The Anthropic report calls this the “Deployment Gap.” For many roles, the theoretical capability of AI is over 90%, but real-world usage is barely a third of that. The gap is a management and process problem, not a technology one, and AI is making it visible.
Most companies already know they need these operational improvements. What’s changed is that the cost of not making them is now quantifiable, and harder to defer.
This isn’t about a five-year plan. It’s about what you raise this week.
1. “Where are our highest-paid people doing £20-an-hour work?”

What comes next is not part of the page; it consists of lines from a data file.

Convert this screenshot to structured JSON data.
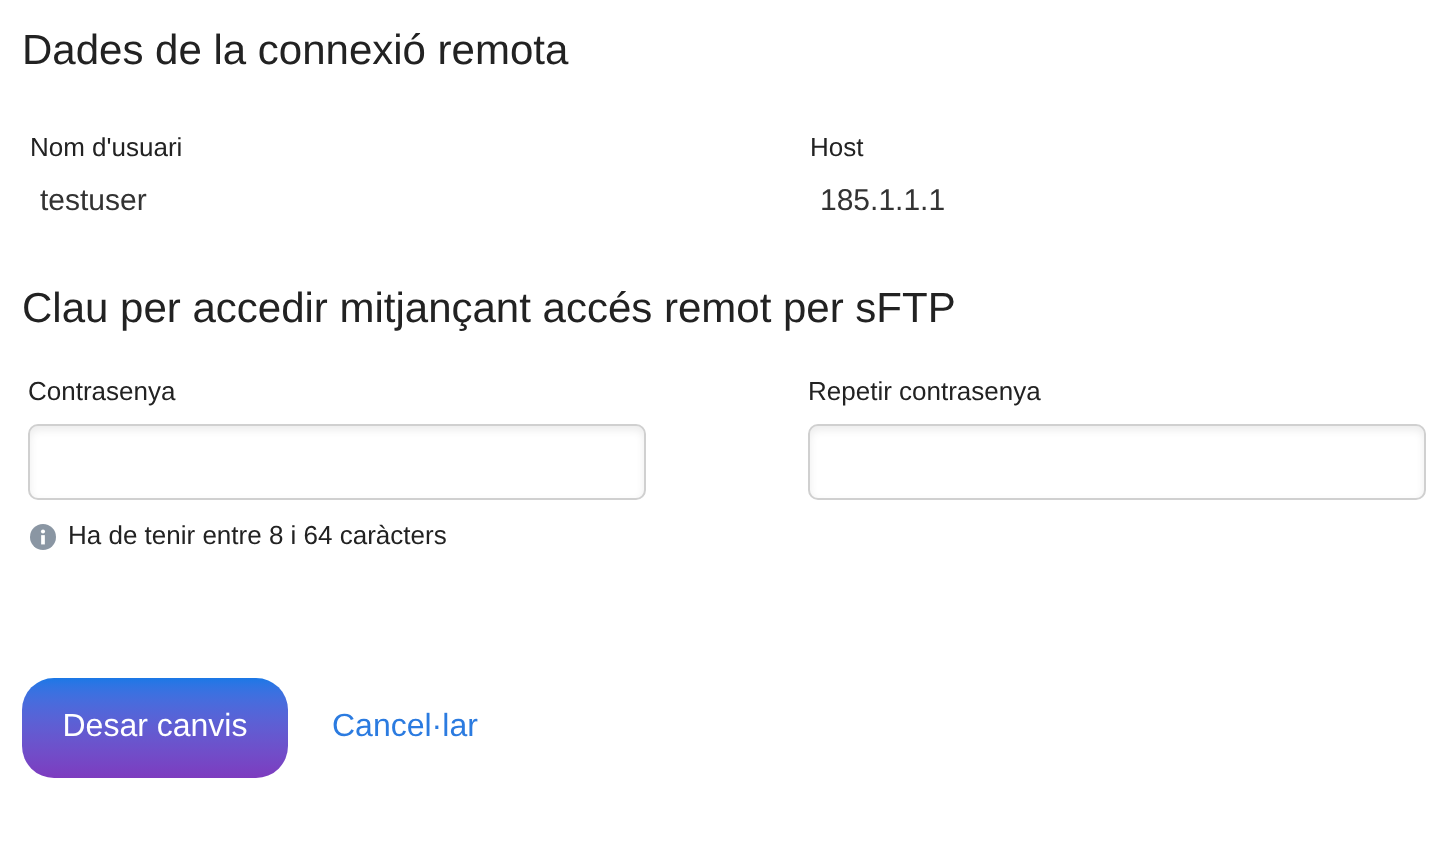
{
  "connection": {
    "title": "Dades de la connexió remota",
    "fields": [
      {
        "label": "Nom d'usuari",
        "value": "testuser"
      },
      {
        "label": "Host",
        "value": "185.1.1.1"
      }
    ]
  },
  "password": {
    "title": "Clau per accedir mitjançant accés remot per sFTP",
    "fields": [
      {
        "label": "Contrasenya"
      },
      {
        "label": "Repetir contrasenya"
      }
    ],
    "hint": "Ha de tenir entre 8 i 64 caràcters"
  },
  "buttons": {
    "save": "Desar canvis",
    "cancel": "Cancel·lar"
  }
}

Start with a workflow review, not a headcount review. Ask your senior team to log their time for one week, focused on reporting, summarising, and drafting. The results will give you a heat map of your biggest augmentation opportunities. The goal is to free these people from low-value work so they can focus on decisions, client relationships, and leadership.
2. “Are we building an experience gap into our talent pipeline?”
The Anthropic report identifies one clear, structural change: a 14% slowdown in hiring for workers aged 22-25 in exposed fields. We are, in effect, automating the training ground for our future leaders. If the traditional entry-level tasks disappear, where does the next generation learn their craft? This is a long-term risk. You need a plan for developing talent that doesn’t rely on the old apprenticeship model of repetitive, administrative work.
3. “Who has permission to get this wrong?”
Real adoption doesn’t come from a top-down mandate. It comes from bottom-up experimentation. Right now, in your organisation, there are people who are curious and motivated to use these tools. Most of them don’t have explicit permission to try things that might not work, or to spend time on a project without a guaranteed ROI. Find those people, give them a real business problem, a small budget, and the air cover to experiment. What they learn will become your company’s early advantage.
The tools are cheap, accessible, and getting better every month. The problem that remains is organisational, not technological. The low-value work is already spread across your most expensive teams, and you don’t need a strategy document to start finding it.